Data sheds light on shadow IT

Highlights
  • With good analytics, every company’s vast troves of data can yield priceless insights. Centralising data is a crucial first step.
  • IT needs to make sure other departments are using enterprise-wide systems that encompass each department’s point solutions.
  • Once data is cloud stored, IT can gain a thorough understanding of how technology is being used throughout the company.

The rise of “shadow IT” has seen various corporate departments take control of their own data and prevent central IT from managing service and costs effectively.

The siloing of data has proved problematic for traditional IT departments, which are losing control of the bigger picture of IT demand and implementation within their organisation. When individual departments hold onto their own data, it becomes harder for an organisation to capitalise fully on big data analytics and the insights it captures every moment of every day. 

Woman in data centre

Cloud solutions and data lakes

For organisations undertaking digital transformation, it is simply not possible to recentralise everything. Departments will guard their own software and technology, figuring they understand their own requirements better than the IT department does.

Despite this, there is room for IT to reassert its role in the business through ownership of data. The cloud makes this easier, with open application programming interfaces (APIs) and virtually limitless storage and computing power.
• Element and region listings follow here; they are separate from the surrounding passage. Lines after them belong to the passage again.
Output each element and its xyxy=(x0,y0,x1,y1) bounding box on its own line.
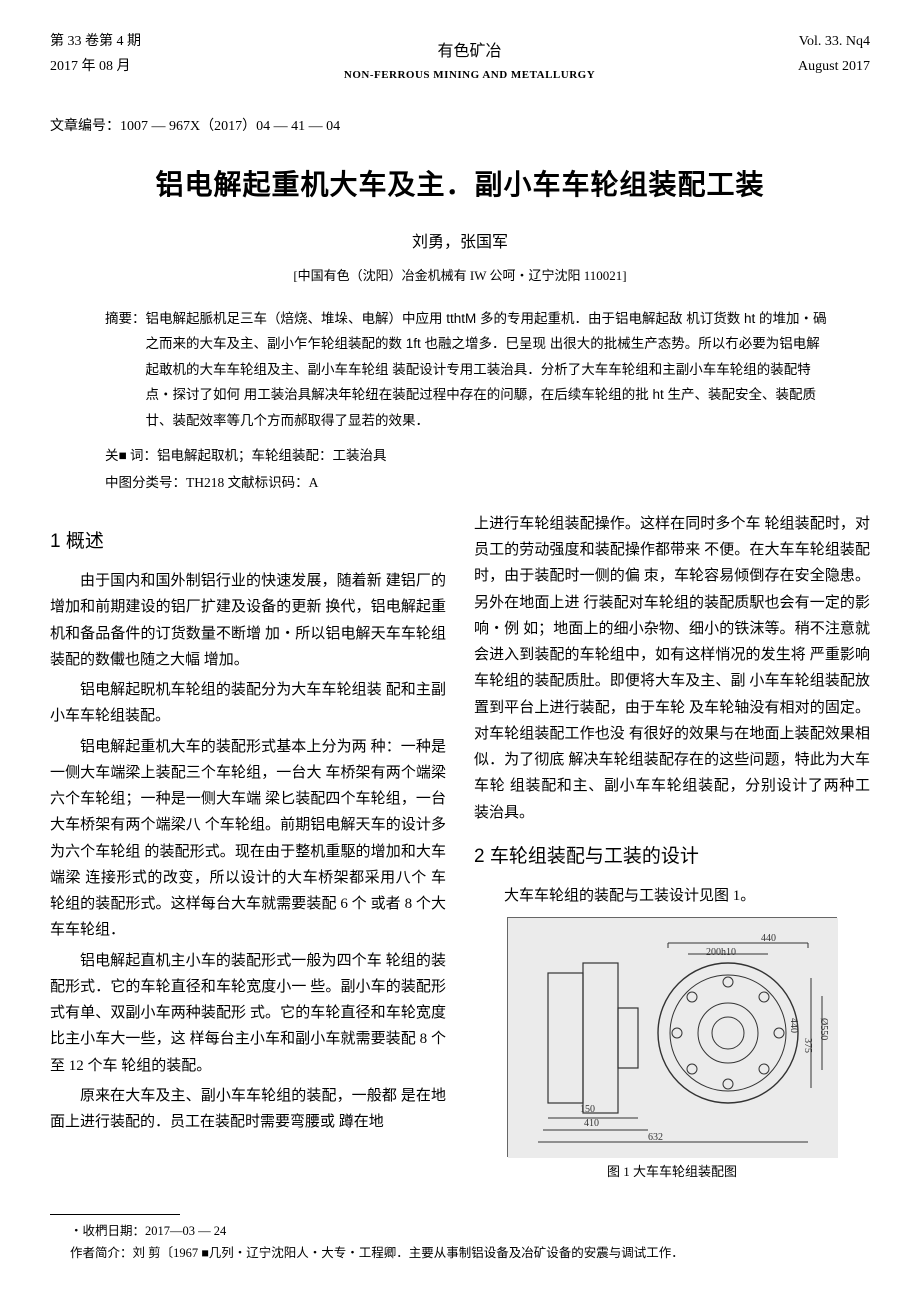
dim-632: 632 xyxy=(648,1129,663,1147)
article-id: 文章编号：1007 — 967X（2017）04 — 41 — 04 xyxy=(50,115,870,140)
keywords: 关■ 词：铝电解起取机；车轮组装配：工装治具 xyxy=(105,444,870,468)
page-header: 第 33 卷第 4 期 2017 年 08 月 有色矿冶 NON-FERROUS… xyxy=(50,30,870,85)
footnote-separator xyxy=(50,1214,180,1215)
left-column: 1 概述 由于国内和国外制铝行业的快速发展，随着新 建铝厂的增加和前期建设的铝厂… xyxy=(50,511,446,1184)
classification: 中图分类号：TH218 文献标识码：A xyxy=(105,471,870,495)
para-3: 铝电解起重机大车的装配形式基本上分为两 种：一种是一侧大车端梁上装配三个车轮组，… xyxy=(50,734,446,944)
article-title: 铝电解起重机大车及主．副小车车轮组装配工装 xyxy=(50,160,870,209)
para-7: 大车车轮组的装配与工装设计见图 1。 xyxy=(474,883,870,909)
right-column: 上进行车轮组装配操作。这样在同时多个车 轮组装配时，对员工的劳动强度和装配操作都… xyxy=(474,511,870,1184)
figure-1-drawing: 440 200h10 Ø550 440 375 150 410 632 xyxy=(507,917,837,1157)
section-2-heading: 2 车轮组装配与工装的设计 xyxy=(474,840,870,873)
header-center: 有色矿冶 NON-FERROUS MINING AND METALLURGY xyxy=(141,30,798,85)
date-cn: 2017 年 08 月 xyxy=(50,55,141,80)
dim-410: 410 xyxy=(584,1115,599,1133)
para-4: 铝电解起直机主小车的装配形式一般为四个车 轮组的装配形式．它的车轮直径和车轮宽度… xyxy=(50,948,446,1079)
section-1-heading: 1 概述 xyxy=(50,525,446,558)
vol-en: Vol. 33. Nq4 xyxy=(798,30,870,55)
body-columns: 1 概述 由于国内和国外制铝行业的快速发展，随着新 建铝厂的增加和前期建设的铝厂… xyxy=(50,511,870,1184)
vol-issue-cn: 第 33 卷第 4 期 xyxy=(50,30,141,55)
date-en: August 2017 xyxy=(798,55,870,80)
dim-200: 200h10 xyxy=(706,944,736,962)
authors: 刘勇，张国军 xyxy=(50,229,870,257)
dim-440: 440 xyxy=(761,930,776,948)
figure-1-caption: 图 1 大车车轮组装配图 xyxy=(474,1161,870,1184)
header-right: Vol. 33. Nq4 August 2017 xyxy=(798,30,870,79)
dim-550: Ø550 xyxy=(815,1018,833,1040)
abstract-text: 摘要：铝电解起脈机足三车（焙烧、堆垛、电解）中应用 tthtM 多的专用起重机．… xyxy=(105,306,830,434)
footnote-author: 作者简介：刘 剪〔1967 ■几列・辽宁沈阳人・大专・工程卿．主要从事制铝设备及… xyxy=(70,1243,870,1265)
para-6: 上进行车轮组装配操作。这样在同时多个车 轮组装配时，对员工的劳动强度和装配操作都… xyxy=(474,511,870,826)
figure-1: 440 200h10 Ø550 440 375 150 410 632 图 1 … xyxy=(474,917,870,1184)
para-2: 铝电解起眖机车轮组的装配分为大车车轮组装 配和主副小车车轮组装配。 xyxy=(50,677,446,730)
abstract: 摘要：铝电解起脈机足三车（焙烧、堆垛、电解）中应用 tthtM 多的专用起重机．… xyxy=(105,306,830,434)
para-1: 由于国内和国外制铝行业的快速发展，随着新 建铝厂的增加和前期建设的铝厂扩建及设备… xyxy=(50,568,446,673)
footnote-received: ・收椚日期：2017—03 — 24 xyxy=(70,1221,870,1243)
para-5: 原来在大车及主、副小车车轮组的装配，一般都 是在地面上进行装配的．员工在装配时需… xyxy=(50,1083,446,1136)
affiliation: [中国有色（沈阳）冶金机械有 IW 公呵・辽宁沈阳 110021] xyxy=(50,265,870,288)
dim-440v: 440 xyxy=(785,1018,803,1033)
journal-name-en: NON-FERROUS MINING AND METALLURGY xyxy=(141,66,798,85)
wheel-assembly-svg xyxy=(508,918,838,1158)
journal-name-cn: 有色矿冶 xyxy=(141,38,798,66)
header-left: 第 33 卷第 4 期 2017 年 08 月 xyxy=(50,30,141,79)
dim-375: 375 xyxy=(799,1038,817,1053)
To achieve this, IT needs to make sure departments are using enterprise-wide systems that encompass each department’s point solutions. These can include enterprise resource planning, finance, customer relationship management and, most importantly, disaster recovery and security – each contributes to the ultimate centralisation and standardisation of data collected across an organisation’s many functions, departments and silos.  
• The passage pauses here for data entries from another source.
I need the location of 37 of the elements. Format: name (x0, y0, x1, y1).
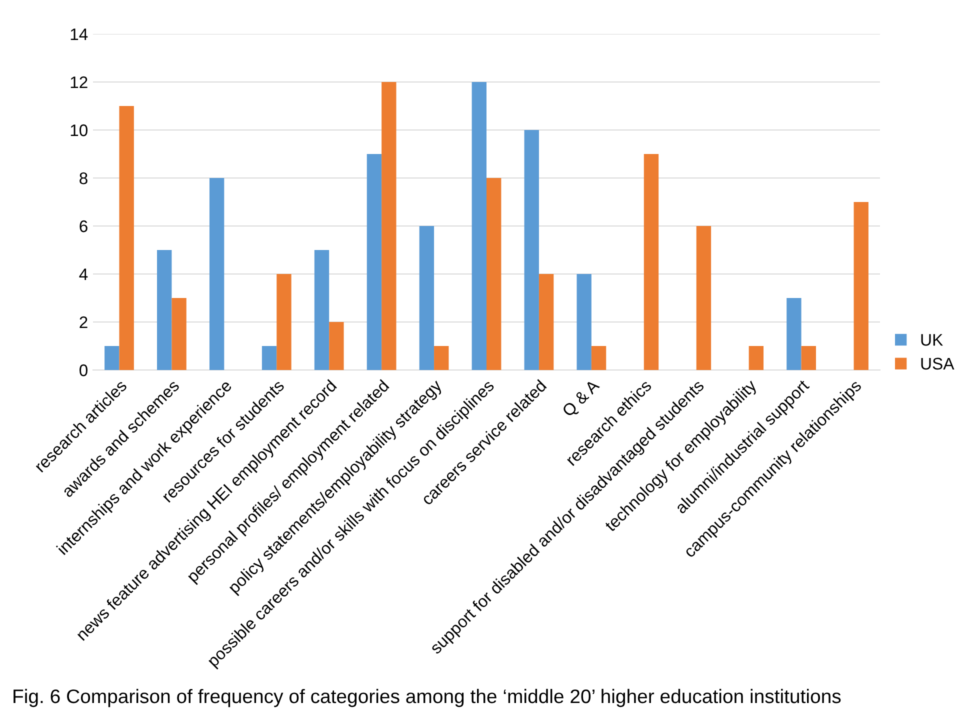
bar (644, 154, 659, 370)
bar (157, 250, 172, 370)
y-tick-label: 6 (80, 220, 88, 232)
y-tick-label: 12 (70, 76, 88, 88)
y-tick-label: 8 (80, 172, 88, 184)
y-tick-label: 2 (80, 316, 88, 328)
bar (801, 346, 816, 370)
bar (748, 346, 764, 370)
bar (209, 178, 224, 370)
bar (329, 322, 344, 370)
bar (172, 298, 186, 370)
legend-label: UK (921, 334, 943, 346)
bar (854, 202, 868, 370)
bar (262, 346, 277, 370)
bar (696, 226, 712, 370)
bar (434, 346, 449, 370)
bar (472, 82, 486, 370)
bar (786, 298, 802, 370)
bar (382, 82, 396, 370)
legend-label: USA (921, 358, 954, 370)
bar (119, 106, 134, 370)
bar (591, 346, 606, 370)
bar (538, 274, 554, 370)
bar (104, 346, 120, 370)
y-tick-label: 10 (70, 124, 88, 136)
bar (276, 274, 292, 370)
y-tick-label: 4 (79, 268, 88, 280)
bar (576, 274, 592, 370)
bar (314, 250, 330, 370)
bar (419, 226, 434, 370)
y-tick-label: 0 (80, 364, 88, 376)
bar (486, 178, 502, 370)
bar (366, 154, 382, 370)
y-tick-label: 14 (70, 28, 88, 40)
x-tick-label: Q & A (562, 378, 602, 420)
caption: Fig. 6 Comparison of frequency of categories among the ‘middle 20’ higher education institutions (14, 688, 841, 708)
bar (524, 130, 539, 370)
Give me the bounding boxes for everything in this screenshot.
With a vast trove of cloud-stored data, traditional IT can gain a comprehensive understanding of the way technology is utilised throughout an organisation. This empowers specialists to ensure each department is operating as efficiently and effectively as possible, while not siloing data and introducing new bottlenecks.

Outcomes-first methodology

Presenting at Telstra Vantage™ 2017, software and analytics company Readify’s Managing Director, Tatham Oddie, outlined the company’s outcomes-driven methodology for deriving real-world data insights.
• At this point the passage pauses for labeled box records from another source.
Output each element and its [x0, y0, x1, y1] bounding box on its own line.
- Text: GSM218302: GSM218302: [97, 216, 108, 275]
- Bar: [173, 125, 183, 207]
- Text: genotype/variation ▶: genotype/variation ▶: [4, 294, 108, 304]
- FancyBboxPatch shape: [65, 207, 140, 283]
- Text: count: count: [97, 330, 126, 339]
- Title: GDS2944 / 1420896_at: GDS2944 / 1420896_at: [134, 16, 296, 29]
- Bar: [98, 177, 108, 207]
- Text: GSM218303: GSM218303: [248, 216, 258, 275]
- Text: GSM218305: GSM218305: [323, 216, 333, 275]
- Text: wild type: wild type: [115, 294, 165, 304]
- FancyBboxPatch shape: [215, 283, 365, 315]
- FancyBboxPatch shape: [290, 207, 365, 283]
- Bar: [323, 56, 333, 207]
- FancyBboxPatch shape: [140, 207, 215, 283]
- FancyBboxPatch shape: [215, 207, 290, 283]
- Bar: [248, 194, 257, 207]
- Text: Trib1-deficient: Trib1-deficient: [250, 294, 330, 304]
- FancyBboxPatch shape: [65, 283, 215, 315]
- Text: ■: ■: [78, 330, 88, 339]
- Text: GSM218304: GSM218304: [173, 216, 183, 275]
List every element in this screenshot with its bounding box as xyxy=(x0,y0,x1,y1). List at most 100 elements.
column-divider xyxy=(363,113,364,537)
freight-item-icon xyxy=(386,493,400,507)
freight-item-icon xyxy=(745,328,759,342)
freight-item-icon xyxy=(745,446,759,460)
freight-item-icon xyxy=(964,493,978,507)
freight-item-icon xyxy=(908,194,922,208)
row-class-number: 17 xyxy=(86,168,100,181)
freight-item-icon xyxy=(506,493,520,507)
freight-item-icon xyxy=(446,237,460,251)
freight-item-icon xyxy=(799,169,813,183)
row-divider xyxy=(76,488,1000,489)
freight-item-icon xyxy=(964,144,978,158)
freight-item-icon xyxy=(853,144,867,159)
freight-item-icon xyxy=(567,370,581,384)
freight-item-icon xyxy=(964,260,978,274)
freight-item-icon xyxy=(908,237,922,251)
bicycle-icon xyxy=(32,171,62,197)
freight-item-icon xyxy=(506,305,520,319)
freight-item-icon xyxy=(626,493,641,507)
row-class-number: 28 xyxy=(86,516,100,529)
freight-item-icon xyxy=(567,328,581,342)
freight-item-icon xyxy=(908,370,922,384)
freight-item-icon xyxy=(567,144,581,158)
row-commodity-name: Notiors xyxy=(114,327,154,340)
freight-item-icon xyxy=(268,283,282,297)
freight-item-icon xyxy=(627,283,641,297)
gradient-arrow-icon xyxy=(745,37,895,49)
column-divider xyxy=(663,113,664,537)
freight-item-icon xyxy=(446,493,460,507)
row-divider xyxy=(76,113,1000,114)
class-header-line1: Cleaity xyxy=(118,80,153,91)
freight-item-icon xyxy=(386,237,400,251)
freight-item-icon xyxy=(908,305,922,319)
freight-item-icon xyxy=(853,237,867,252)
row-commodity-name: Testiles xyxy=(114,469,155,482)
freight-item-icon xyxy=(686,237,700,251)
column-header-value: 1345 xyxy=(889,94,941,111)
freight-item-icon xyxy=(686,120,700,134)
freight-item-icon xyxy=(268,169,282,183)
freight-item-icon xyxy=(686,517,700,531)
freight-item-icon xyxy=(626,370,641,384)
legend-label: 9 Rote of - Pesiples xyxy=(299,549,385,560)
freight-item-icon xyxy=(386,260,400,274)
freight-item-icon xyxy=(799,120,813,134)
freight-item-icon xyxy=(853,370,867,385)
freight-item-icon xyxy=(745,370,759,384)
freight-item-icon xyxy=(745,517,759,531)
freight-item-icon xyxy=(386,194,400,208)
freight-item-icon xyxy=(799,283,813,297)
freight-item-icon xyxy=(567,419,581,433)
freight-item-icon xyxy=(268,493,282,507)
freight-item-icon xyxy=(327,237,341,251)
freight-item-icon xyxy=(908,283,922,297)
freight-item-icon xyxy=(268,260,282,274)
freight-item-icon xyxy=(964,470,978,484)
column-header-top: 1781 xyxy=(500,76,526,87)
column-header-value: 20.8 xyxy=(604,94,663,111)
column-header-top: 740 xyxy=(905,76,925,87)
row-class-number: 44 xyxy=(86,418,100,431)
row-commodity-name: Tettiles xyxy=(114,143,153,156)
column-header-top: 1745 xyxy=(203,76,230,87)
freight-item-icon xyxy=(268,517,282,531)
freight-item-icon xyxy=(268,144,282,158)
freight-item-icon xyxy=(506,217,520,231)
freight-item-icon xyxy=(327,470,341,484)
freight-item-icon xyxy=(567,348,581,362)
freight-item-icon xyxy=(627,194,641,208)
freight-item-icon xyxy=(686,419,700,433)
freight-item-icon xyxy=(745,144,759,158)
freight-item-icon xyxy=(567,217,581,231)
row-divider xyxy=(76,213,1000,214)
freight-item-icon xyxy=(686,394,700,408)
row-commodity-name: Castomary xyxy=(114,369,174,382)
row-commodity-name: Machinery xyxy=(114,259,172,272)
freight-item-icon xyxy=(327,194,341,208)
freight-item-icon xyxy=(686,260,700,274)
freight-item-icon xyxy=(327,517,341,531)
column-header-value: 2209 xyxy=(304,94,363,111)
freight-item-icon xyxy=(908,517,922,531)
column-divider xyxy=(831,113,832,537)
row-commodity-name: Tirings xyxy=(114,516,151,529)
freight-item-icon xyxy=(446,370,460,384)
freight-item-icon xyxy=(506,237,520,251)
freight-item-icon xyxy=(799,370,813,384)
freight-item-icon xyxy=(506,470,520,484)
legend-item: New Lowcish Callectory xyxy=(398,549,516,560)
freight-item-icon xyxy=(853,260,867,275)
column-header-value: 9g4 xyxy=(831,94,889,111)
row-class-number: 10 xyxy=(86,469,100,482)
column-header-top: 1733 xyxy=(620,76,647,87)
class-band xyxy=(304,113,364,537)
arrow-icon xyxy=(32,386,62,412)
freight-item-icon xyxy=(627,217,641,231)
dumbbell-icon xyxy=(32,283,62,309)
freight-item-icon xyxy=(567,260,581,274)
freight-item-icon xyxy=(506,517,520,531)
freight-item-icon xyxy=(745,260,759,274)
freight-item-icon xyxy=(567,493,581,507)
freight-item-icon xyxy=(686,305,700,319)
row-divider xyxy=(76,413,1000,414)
Unlike exploratory data analytics, which seeks to derive insights simply by sifting through a dataset for patterns, trends and correlations, an outcomes-driven methodology begins with understanding a business and the challenges it faces. It then develops clear key performance indicators and metrics for success, ensuring those involved don’t lose focus on their overall objective.

“This is where you have to go out and talk to people,” Oddie says. “People on the front line often have the best understanding of where the problem originates.” 

“A lot of organisations get this one-time amazing insight, and they put it in a report and go ‘Wow, that’s amazing!’ but then they have no way to actually run that regularly or have that available in their core business systems – a typical integration challenge.” 

Tatham Oddie, Managing Director, Readify

With a clear understanding of their purpose, the team then takes stock of the datasets available to them, selecting only those that contain information directly pertinent to the problem to sharpen the investigation’s focus and allocate technical resources.

“Often, you might only have point data – but it’s possible to extrapolate to fill in the gaps,” Oddie says. “For example, house prices don’t tend to suddenly jump up and down, they move in trends. So if there are missing years, we’ll go and extrapolate that out.”

A model is then developed and tested, often with the aid of a machine learning platform. Critically, the model is only developed using a subset of the available data – enabling the last portion to act as a proof to see if the model can accurately predict outcomes.

“A lot of organisations get this one-time amazing insight, and they put it in a report and go ‘Wow, that’s amazing!’ but then they have no way to actually run that regularly or have that available in their core business systems – a typical integration challenge, which can be resolved by optimisation and recommender algorithms,” Oddie says.

Continuous learning driven by the model’s real-world successes and failures allows revision and refinement as your dataset expands and exceptions are encountered.